Акушерка велела тужиться сильнее и запрещала резко выдыхать, но женщина ее не слышала. Она оставалась в полном неверии и непонимании, чту с ней происходит, что это происходит и что это происходит с ней — так рано, когда этому еще нельзя быть. Она кричала не от боли, а от безумного ужаса, но младенец был мудрее и упрямее, чем она, и лучше знал, что ему делать.

Его жизнь в тот момент висела на волоске, еще немного — и он умер бы от удушья: к тому, что происходило, не был готов не только он, но и женщина, которая в другом случае делала бы все необходимое помимо своей воли, а теперь ее тело бездействовало и словно отключилось. Но он успел в последний момент выкарабкаться на волю, и женщина как сквозь вату услышала зовущий ее по имени совсем нестрогий голос:

— Мальчика родила!

Это «мальчика» ее всколыхнуло — она ведь так хотела мальчика и неужели именно его ей придется потерять? То, что он может выжить, она не предполагала — она просто не знала, что выживают такие дети. Он был в руках у врача — она его еще не видела, в следующий момент ему перерезали пуповину, и он закричал. Его крик был очень слабым, а потом он вдруг оборвался, младенец словно захлебнулся, и тогда все засуетились, забегали, и она услышала умоляющий голос акушерки:

— Кричи, маленький, ну кричи!

Но он не кричал. После того, как в его раскрывшийся ротик с грохотом ворвался колючий, обжигающий воздух и наполнил легкое, у него сразу же перехватило дыхание, он обмяк, и его тельце посинело.

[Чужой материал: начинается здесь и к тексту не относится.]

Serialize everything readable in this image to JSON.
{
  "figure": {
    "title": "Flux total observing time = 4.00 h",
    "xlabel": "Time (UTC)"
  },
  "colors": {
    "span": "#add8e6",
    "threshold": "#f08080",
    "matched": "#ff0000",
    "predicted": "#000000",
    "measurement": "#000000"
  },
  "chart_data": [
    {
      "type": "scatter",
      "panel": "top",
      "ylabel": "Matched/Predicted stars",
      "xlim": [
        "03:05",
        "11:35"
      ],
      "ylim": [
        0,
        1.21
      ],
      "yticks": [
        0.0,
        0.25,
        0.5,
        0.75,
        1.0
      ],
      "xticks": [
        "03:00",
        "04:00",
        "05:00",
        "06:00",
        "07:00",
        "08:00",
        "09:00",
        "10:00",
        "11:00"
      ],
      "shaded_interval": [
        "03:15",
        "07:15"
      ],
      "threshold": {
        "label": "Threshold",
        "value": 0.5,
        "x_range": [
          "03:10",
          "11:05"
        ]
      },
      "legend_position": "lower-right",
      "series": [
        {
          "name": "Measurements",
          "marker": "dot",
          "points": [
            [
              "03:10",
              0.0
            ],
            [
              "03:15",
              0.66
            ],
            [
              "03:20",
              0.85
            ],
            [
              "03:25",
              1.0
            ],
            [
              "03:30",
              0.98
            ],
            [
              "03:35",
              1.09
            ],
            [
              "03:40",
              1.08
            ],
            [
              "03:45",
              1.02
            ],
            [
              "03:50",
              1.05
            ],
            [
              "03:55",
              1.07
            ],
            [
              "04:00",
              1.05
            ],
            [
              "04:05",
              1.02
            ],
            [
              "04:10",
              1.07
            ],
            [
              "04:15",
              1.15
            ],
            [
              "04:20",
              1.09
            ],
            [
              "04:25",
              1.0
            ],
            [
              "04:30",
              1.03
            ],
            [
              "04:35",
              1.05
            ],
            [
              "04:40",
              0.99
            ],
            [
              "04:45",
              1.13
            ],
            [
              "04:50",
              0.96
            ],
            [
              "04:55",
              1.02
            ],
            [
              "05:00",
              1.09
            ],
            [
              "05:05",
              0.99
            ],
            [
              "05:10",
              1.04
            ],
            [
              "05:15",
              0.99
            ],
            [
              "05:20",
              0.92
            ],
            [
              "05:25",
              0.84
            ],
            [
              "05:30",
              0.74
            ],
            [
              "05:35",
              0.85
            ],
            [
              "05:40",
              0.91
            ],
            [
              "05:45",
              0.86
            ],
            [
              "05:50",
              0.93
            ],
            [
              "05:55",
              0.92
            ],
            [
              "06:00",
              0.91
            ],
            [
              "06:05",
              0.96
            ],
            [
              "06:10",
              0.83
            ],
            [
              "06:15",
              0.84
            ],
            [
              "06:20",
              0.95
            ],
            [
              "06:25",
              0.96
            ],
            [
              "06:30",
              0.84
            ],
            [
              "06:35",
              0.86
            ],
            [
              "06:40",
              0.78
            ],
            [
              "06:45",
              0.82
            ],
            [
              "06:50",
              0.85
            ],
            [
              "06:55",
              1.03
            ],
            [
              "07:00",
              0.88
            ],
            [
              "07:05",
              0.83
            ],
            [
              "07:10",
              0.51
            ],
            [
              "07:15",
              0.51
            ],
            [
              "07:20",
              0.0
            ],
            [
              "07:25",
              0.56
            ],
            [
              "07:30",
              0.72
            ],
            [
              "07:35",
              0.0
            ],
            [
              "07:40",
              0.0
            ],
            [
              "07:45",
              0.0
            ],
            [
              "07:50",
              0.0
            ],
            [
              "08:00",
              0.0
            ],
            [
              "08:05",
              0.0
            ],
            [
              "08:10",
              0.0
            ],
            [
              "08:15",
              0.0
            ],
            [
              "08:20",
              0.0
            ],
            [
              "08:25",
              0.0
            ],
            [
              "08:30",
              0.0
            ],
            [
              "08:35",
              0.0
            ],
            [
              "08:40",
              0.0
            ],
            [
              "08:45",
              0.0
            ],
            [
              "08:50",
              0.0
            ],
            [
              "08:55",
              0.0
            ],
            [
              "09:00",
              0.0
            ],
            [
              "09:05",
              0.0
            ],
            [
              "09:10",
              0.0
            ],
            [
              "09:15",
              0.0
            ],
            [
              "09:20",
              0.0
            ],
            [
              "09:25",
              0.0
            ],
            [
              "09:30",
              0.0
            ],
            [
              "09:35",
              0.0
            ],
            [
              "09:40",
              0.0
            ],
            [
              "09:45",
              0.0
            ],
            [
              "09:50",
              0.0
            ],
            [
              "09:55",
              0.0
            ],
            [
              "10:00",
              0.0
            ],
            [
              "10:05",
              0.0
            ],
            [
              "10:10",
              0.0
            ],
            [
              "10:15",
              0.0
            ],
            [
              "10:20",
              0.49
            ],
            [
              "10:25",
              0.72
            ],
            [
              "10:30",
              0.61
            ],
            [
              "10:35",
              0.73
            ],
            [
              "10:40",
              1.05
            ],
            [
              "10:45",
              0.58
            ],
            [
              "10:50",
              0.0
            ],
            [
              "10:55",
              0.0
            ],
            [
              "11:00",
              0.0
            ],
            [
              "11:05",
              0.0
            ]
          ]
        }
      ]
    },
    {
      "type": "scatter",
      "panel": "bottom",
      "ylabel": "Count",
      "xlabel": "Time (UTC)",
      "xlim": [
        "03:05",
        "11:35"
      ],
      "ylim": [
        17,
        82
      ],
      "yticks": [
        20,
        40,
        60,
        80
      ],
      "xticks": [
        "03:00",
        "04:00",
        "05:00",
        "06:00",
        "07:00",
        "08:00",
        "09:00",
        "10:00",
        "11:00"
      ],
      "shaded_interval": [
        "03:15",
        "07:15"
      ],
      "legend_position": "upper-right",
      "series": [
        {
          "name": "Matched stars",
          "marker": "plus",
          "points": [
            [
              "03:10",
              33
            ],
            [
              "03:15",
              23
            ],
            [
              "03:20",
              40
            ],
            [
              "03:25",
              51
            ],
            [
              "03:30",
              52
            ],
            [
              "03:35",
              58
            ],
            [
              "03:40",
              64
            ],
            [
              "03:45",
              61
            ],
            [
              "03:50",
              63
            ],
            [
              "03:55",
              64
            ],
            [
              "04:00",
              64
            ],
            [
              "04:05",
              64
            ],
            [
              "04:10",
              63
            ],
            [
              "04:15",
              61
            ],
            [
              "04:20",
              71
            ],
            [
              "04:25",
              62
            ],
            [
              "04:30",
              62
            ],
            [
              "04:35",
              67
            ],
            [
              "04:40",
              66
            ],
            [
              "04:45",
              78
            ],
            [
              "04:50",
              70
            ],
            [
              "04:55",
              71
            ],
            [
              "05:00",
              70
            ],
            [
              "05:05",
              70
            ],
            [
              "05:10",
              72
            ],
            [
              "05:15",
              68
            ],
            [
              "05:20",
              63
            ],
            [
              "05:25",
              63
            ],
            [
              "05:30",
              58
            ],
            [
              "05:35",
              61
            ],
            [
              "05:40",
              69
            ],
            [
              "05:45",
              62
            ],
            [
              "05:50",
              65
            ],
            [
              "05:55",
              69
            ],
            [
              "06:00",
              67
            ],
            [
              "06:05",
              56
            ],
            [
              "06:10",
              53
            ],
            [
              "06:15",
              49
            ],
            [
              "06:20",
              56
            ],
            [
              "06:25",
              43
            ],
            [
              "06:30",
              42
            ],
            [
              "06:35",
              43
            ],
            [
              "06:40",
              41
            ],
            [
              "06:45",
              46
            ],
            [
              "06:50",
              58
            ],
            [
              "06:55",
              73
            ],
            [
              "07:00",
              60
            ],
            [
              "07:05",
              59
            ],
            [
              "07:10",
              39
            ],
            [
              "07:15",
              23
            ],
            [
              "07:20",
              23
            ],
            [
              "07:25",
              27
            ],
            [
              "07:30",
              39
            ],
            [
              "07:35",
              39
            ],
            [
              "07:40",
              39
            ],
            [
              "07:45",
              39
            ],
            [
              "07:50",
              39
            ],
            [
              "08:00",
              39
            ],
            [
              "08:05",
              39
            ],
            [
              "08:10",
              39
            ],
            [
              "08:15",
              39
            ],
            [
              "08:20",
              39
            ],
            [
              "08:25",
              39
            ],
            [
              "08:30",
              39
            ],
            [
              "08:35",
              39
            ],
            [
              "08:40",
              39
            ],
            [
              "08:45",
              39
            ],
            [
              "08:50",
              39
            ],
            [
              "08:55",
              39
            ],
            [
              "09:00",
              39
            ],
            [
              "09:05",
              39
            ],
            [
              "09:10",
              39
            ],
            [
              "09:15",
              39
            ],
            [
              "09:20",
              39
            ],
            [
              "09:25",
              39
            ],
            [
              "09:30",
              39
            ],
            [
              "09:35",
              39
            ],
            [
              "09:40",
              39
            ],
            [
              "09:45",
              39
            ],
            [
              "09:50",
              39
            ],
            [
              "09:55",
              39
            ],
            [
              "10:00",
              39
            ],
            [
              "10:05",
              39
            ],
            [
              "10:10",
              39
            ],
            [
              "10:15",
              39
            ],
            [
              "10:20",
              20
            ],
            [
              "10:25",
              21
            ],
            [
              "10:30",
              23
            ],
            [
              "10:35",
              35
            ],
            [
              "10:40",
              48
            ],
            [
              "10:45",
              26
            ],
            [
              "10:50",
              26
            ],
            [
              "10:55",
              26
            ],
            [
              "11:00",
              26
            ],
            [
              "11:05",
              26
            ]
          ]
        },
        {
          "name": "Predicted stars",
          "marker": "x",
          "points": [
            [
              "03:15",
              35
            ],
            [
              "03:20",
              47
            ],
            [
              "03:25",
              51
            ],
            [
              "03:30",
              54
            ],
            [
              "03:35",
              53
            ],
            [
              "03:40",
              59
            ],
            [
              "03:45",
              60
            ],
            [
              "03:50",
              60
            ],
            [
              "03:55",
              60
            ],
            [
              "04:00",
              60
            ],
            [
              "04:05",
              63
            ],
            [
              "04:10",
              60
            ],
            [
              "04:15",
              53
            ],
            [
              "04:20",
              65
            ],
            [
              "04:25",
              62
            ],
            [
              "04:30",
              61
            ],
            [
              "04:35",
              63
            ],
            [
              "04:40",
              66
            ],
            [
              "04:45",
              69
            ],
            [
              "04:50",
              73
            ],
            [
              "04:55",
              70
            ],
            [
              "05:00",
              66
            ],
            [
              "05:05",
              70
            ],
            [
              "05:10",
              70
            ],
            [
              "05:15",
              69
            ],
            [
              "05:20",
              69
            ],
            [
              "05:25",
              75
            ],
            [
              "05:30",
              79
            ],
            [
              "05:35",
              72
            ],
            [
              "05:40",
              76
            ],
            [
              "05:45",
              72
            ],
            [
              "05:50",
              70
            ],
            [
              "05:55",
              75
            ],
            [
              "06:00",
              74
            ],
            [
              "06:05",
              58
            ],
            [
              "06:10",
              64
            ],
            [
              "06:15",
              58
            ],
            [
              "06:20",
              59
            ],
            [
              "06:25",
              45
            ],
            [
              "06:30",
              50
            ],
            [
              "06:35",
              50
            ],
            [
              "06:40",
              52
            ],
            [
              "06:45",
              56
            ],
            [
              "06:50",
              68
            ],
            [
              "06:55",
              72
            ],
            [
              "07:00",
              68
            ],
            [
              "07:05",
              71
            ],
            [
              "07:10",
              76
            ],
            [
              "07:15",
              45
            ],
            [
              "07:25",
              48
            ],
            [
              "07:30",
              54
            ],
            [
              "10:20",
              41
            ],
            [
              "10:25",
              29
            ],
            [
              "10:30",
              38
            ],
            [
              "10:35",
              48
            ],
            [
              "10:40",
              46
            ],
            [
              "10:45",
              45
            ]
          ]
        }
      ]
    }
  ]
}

Это продолжалось чуть больше минуты, но женщина плохо понимала, что происходит. Где-то готовили кислородный аппарат, а врач продолжала, как заклинание, повторять:

— Кричи же, малыш, кричи!

По лицу у нее под марлевой повязкой тек пот, своими маленькими сильными руками она пыталась буквально оживить замирающее тело, и он снова вынырнул из небытия, вздохнул и крикнул.